Date: 2018-04-23 05:13 pm (UTC)
oracne: turtle (Default)
From: [personal profile] oracne
Ditto. See also, Loretta Chase's LORD OF SCOUNDRELS.

Date: 2018-04-22 02:16 am (UTC)
katherine: A line of books on a shelf, in greens and browns (books)
From: [personal profile] katherine
These sound really fun. I'm putting The Black Hawk on my get around to reading that list.

Date: 2018-04-22 03:31 am (UTC)
littlerhymes: (Default)
From: [personal profile] littlerhymes
'orphan child is SECRET MOB ROYALTY.'

Oh my god. I love it already.

Date: 2018-04-22 05:05 pm (UTC)
From: [personal profile] vcmw
This series review is delightful and extremely useful to me, as I'd read the first book and was sort of meh about it, so I hadn't continued. It sounds like I missed all sorts of fun, and I'm putting the series back on my tbr but with plans to restart with number three. (I'm perfectly happy to read just part of a series or read it out of order.)

Date: 2018-04-22 07:23 pm (UTC)
meganbmoore: (Default)
From: [personal profile] meganbmoore
I read the first 2 books when they came out than then never got around to reading the rest. maybe I should.

Date: 2018-04-23 06:09 am (UTC)
genarti: ([avatar] MELON LORD)
From: [personal profile] genarti
You have sold me on this; I'm hit or miss on spy romance tropes as a rule, but the last four books here all sound HILARIOUS.

Date: 2018-04-26 05:25 am (UTC)
genarti: The Tenth Doctor and Rose looking highly dubious and/or unsettled. ([dw] definitely a cow fetus)
From: [personal profile] genarti
oh my god but--

NEVER MIND logistics later okay yes, I will read it and you can watch my face as I react to it. *laughing* Out of curiosity, do you have physical copies of these books, or...?

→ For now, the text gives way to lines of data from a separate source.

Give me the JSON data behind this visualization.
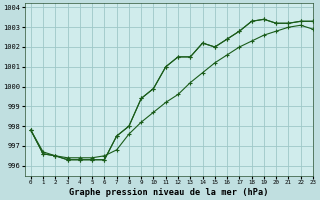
{
  "title": "Graphe pression niveau de la mer (hPa)",
  "background_color": "#c0dfe0",
  "plot_bg_color": "#d0ecec",
  "grid_color": "#9ec8c8",
  "line_color": "#1a5c1a",
  "xlim": [
    -0.5,
    23
  ],
  "ylim": [
    995.5,
    1004.2
  ],
  "yticks": [
    996,
    997,
    998,
    999,
    1000,
    1001,
    1002,
    1003,
    1004
  ],
  "xticks": [
    0,
    1,
    2,
    3,
    4,
    5,
    6,
    7,
    8,
    9,
    10,
    11,
    12,
    13,
    14,
    15,
    16,
    17,
    18,
    19,
    20,
    21,
    22,
    23
  ],
  "series1": [
    997.8,
    996.6,
    996.5,
    996.3,
    996.3,
    996.3,
    996.3,
    997.5,
    998.0,
    999.4,
    999.9,
    1001.0,
    1001.5,
    1001.5,
    1002.2,
    1002.0,
    1002.4,
    1002.8,
    1003.3,
    1003.4,
    1003.2,
    1003.2,
    1003.3,
    1003.3
  ],
  "series2": [
    997.8,
    996.6,
    996.5,
    996.3,
    996.3,
    996.3,
    996.3,
    997.5,
    998.0,
    999.4,
    999.9,
    1001.0,
    1001.5,
    1001.5,
    1002.2,
    1002.0,
    1002.4,
    1002.8,
    1003.3,
    1003.4,
    1003.2,
    1003.2,
    1003.3,
    1003.3
  ],
  "series3": [
    997.8,
    996.7,
    996.5,
    996.4,
    996.4,
    996.4,
    996.5,
    996.8,
    997.6,
    998.2,
    998.7,
    999.2,
    999.6,
    1000.2,
    1000.7,
    1001.2,
    1001.6,
    1002.0,
    1002.3,
    1002.6,
    1002.8,
    1003.0,
    1003.1,
    1002.9
  ]
}
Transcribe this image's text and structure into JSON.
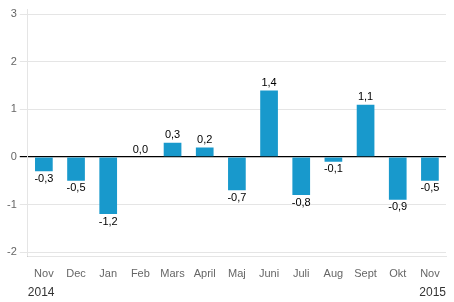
{
  "chart_data": {
    "type": "bar",
    "categories": [
      "Nov",
      "Dec",
      "Jan",
      "Feb",
      "Mars",
      "April",
      "Maj",
      "Juni",
      "Juli",
      "Aug",
      "Sept",
      "Okt",
      "Nov"
    ],
    "values": [
      -0.3,
      -0.5,
      -1.2,
      0.0,
      0.3,
      0.2,
      -0.7,
      1.4,
      -0.8,
      -0.1,
      1.1,
      -0.9,
      -0.5
    ],
    "value_labels": [
      "-0,3",
      "-0,5",
      "-1,2",
      "0,0",
      "0,3",
      "0,2",
      "-0,7",
      "1,4",
      "-0,8",
      "-0,1",
      "1,1",
      "-0,9",
      "-0,5"
    ],
    "data_labels": true,
    "color": "#1899cc",
    "ylim": [
      -2.1,
      3.1
    ],
    "yticks": [
      -2,
      -1,
      0,
      1,
      2,
      3
    ],
    "grid": true,
    "annotations": [
      "2014",
      "2015"
    ]
  }
}
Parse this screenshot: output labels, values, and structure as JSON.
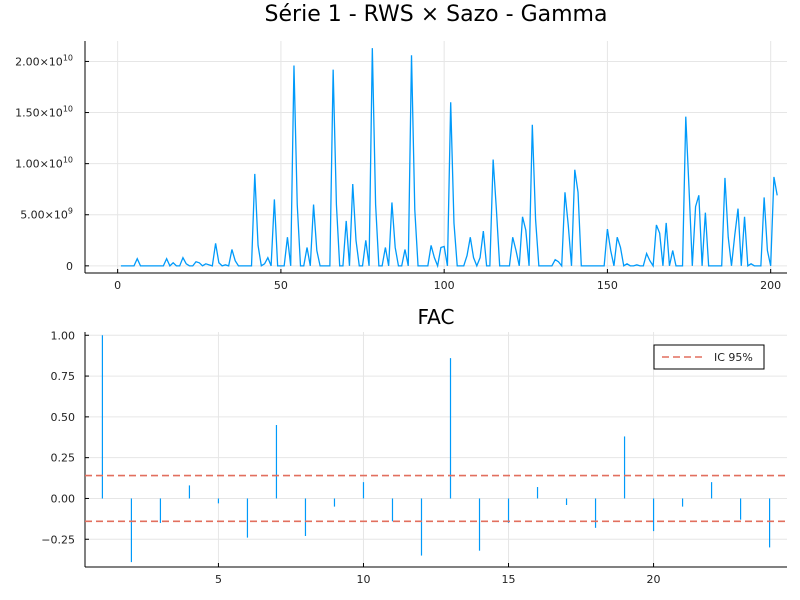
{
  "chart_data": [
    {
      "type": "line",
      "title": "Série 1 - RWS × Sazo - Gamma",
      "xlim": [
        -10,
        205
      ],
      "ylim": [
        -700000000.0,
        22000000000.0
      ],
      "grid": true,
      "series_color": "#009AFA",
      "xticks": [
        0,
        50,
        100,
        150,
        200
      ],
      "yticks": [
        {
          "value": 0,
          "mant": "0",
          "exp": ""
        },
        {
          "value": 5000000000.0,
          "mant": "5.00×10",
          "exp": "9"
        },
        {
          "value": 10000000000.0,
          "mant": "1.00×10",
          "exp": "10"
        },
        {
          "value": 15000000000.0,
          "mant": "1.50×10",
          "exp": "10"
        },
        {
          "value": 20000000000.0,
          "mant": "2.00×10",
          "exp": "10"
        }
      ],
      "x_start": 1,
      "values": [
        0,
        0,
        0,
        0,
        0,
        700000000.0,
        0,
        0,
        0,
        0,
        0,
        0,
        0,
        0,
        700000000.0,
        0,
        300000000.0,
        0,
        0,
        800000000.0,
        200000000.0,
        0,
        0,
        400000000.0,
        300000000.0,
        0,
        200000000.0,
        100000000.0,
        0,
        2200000000.0,
        300000000.0,
        0,
        100000000.0,
        0,
        1600000000.0,
        500000000.0,
        0,
        0,
        0,
        0,
        0,
        9000000000.0,
        2000000000.0,
        0,
        200000000.0,
        800000000.0,
        0,
        6500000000.0,
        0,
        0,
        0,
        2800000000.0,
        0,
        19600000000.0,
        6000000000.0,
        0,
        0,
        1800000000.0,
        0,
        6000000000.0,
        1500000000.0,
        0,
        0,
        0,
        0,
        19200000000.0,
        6000000000.0,
        0,
        0,
        4400000000.0,
        0,
        8000000000.0,
        2500000000.0,
        0,
        0,
        2500000000.0,
        0,
        21300000000.0,
        6000000000.0,
        0,
        0,
        1800000000.0,
        0,
        6200000000.0,
        1800000000.0,
        0,
        0,
        1600000000.0,
        0,
        20600000000.0,
        5500000000.0,
        0,
        0,
        0,
        0,
        2000000000.0,
        800000000.0,
        0,
        1800000000.0,
        1900000000.0,
        0,
        16000000000.0,
        4200000000.0,
        0,
        0,
        0,
        1000000000.0,
        2800000000.0,
        800000000.0,
        0,
        800000000.0,
        3400000000.0,
        0,
        0,
        10400000000.0,
        5500000000.0,
        0,
        0,
        0,
        0,
        2800000000.0,
        1500000000.0,
        0,
        4800000000.0,
        3500000000.0,
        0,
        13800000000.0,
        4500000000.0,
        0,
        0,
        0,
        0,
        0,
        600000000.0,
        400000000.0,
        0,
        7200000000.0,
        4000000000.0,
        0,
        9400000000.0,
        7200000000.0,
        0,
        0,
        0,
        0,
        0,
        0,
        0,
        0,
        3600000000.0,
        1500000000.0,
        0,
        2800000000.0,
        1800000000.0,
        0,
        200000000.0,
        0,
        0,
        100000000.0,
        0,
        0,
        1200000000.0,
        500000000.0,
        0,
        4000000000.0,
        3200000000.0,
        0,
        4200000000.0,
        0,
        1500000000.0,
        0,
        0,
        0,
        14600000000.0,
        7500000000.0,
        0,
        5800000000.0,
        6900000000.0,
        0,
        5200000000.0,
        0,
        0,
        0,
        0,
        0,
        8600000000.0,
        2800000000.0,
        0,
        3000000000.0,
        5600000000.0,
        0,
        4800000000.0,
        0,
        200000000.0,
        0,
        0,
        0,
        6700000000.0,
        1500000000.0,
        0,
        8700000000.0,
        6900000000.0
      ]
    },
    {
      "type": "bar",
      "title": "FAC",
      "xlim": [
        0.4,
        24.6
      ],
      "ylim": [
        -0.42,
        1.02
      ],
      "grid": true,
      "series_color": "#009AFA",
      "ci_color": "#E26F5E",
      "ci": 0.14,
      "legend": {
        "label": "IC 95%",
        "placement": "top-right"
      },
      "xticks": [
        5,
        10,
        15,
        20
      ],
      "yticks": [
        {
          "value": -0.25,
          "label": "−0.25"
        },
        {
          "value": 0,
          "label": "0.00"
        },
        {
          "value": 0.25,
          "label": "0.25"
        },
        {
          "value": 0.5,
          "label": "0.50"
        },
        {
          "value": 0.75,
          "label": "0.75"
        },
        {
          "value": 1.0,
          "label": "1.00"
        }
      ],
      "lags": [
        1,
        2,
        3,
        4,
        5,
        6,
        7,
        8,
        9,
        10,
        11,
        12,
        13,
        14,
        15,
        16,
        17,
        18,
        19,
        20,
        21,
        22,
        23,
        24
      ],
      "values": [
        1.0,
        -0.39,
        -0.15,
        0.08,
        -0.03,
        -0.24,
        0.45,
        -0.23,
        -0.05,
        0.1,
        -0.14,
        -0.35,
        0.86,
        -0.32,
        -0.15,
        0.07,
        -0.04,
        -0.18,
        0.38,
        -0.2,
        -0.05,
        0.1,
        -0.13,
        -0.3
      ]
    }
  ]
}
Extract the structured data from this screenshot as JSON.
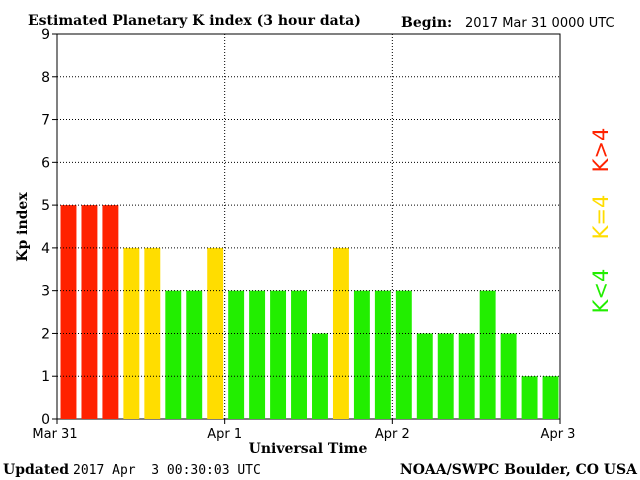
{
  "header": {
    "title": "Estimated Planetary K index (3 hour data)",
    "begin_label": "Begin:",
    "begin_value": "2017 Mar 31 0000 UTC"
  },
  "footer": {
    "updated_label": "Updated",
    "updated_value": "2017 Apr  3 00:30:03 UTC",
    "credit": "NOAA/SWPC Boulder, CO USA"
  },
  "legend": {
    "high": "K>4",
    "equal": "K=4",
    "low": "K<4"
  },
  "colors": {
    "high": "#ff2200",
    "equal": "#ffdd00",
    "low": "#22ee00",
    "grid": "#000000"
  },
  "chart_data": {
    "type": "bar",
    "title": "Estimated Planetary K index (3 hour data)",
    "xlabel": "Universal Time",
    "ylabel": "Kp index",
    "ylim": [
      0,
      9
    ],
    "yticks": [
      0,
      1,
      2,
      3,
      4,
      5,
      6,
      7,
      8,
      9
    ],
    "xlim": [
      "2017-03-31T00:00",
      "2017-04-03T00:00"
    ],
    "xtick_labels": [
      "Mar 31",
      "Apr 1",
      "Apr 2",
      "Apr 3"
    ],
    "bar_interval_hours": 3,
    "grid": true,
    "categories": [
      "2017-03-31T00:00",
      "2017-03-31T03:00",
      "2017-03-31T06:00",
      "2017-03-31T09:00",
      "2017-03-31T12:00",
      "2017-03-31T15:00",
      "2017-03-31T18:00",
      "2017-03-31T21:00",
      "2017-04-01T00:00",
      "2017-04-01T03:00",
      "2017-04-01T06:00",
      "2017-04-01T09:00",
      "2017-04-01T12:00",
      "2017-04-01T15:00",
      "2017-04-01T18:00",
      "2017-04-01T21:00",
      "2017-04-02T00:00",
      "2017-04-02T03:00",
      "2017-04-02T06:00",
      "2017-04-02T09:00",
      "2017-04-02T12:00",
      "2017-04-02T15:00",
      "2017-04-02T18:00",
      "2017-04-02T21:00"
    ],
    "values": [
      5,
      5,
      5,
      4,
      4,
      3,
      3,
      4,
      3,
      3,
      3,
      3,
      2,
      4,
      3,
      3,
      3,
      2,
      2,
      2,
      3,
      2,
      1,
      1
    ]
  }
}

Date: 2018-04-29 04:43 am (UTC)
genarti: ([avatar] I HAVE CRUSHED ALL OPPOSITION)
From: [personal profile] genarti
:DDD

Date: 2018-04-29 08:03 am (UTC)
pseudo_tsuga: ([A:TLA] sunburst aang)
From: [personal profile] pseudo_tsuga
Oh my god, the series from The Forbidden Rose sound EXCELLENT; it's hard to tell all the different napoleanic spy books apart so I'm eager to read a Scarlet Pimpernel alternate take.

Date: 2018-06-10 10:18 pm (UTC)
izilen: Yoko Nakajima looking fierce (Default)
From: [personal profile] izilen
Could I read The Black Hawk on its own?

Date: 2020-04-09 04:38 pm (UTC)
lokifan: black Converse against a black background (Default)
From: [personal profile] lokifan
Oh, the Black Hawk <3 I started reading them because someone really liked the first but I completely agree that they get way better. Forbidden Rose delighted me too.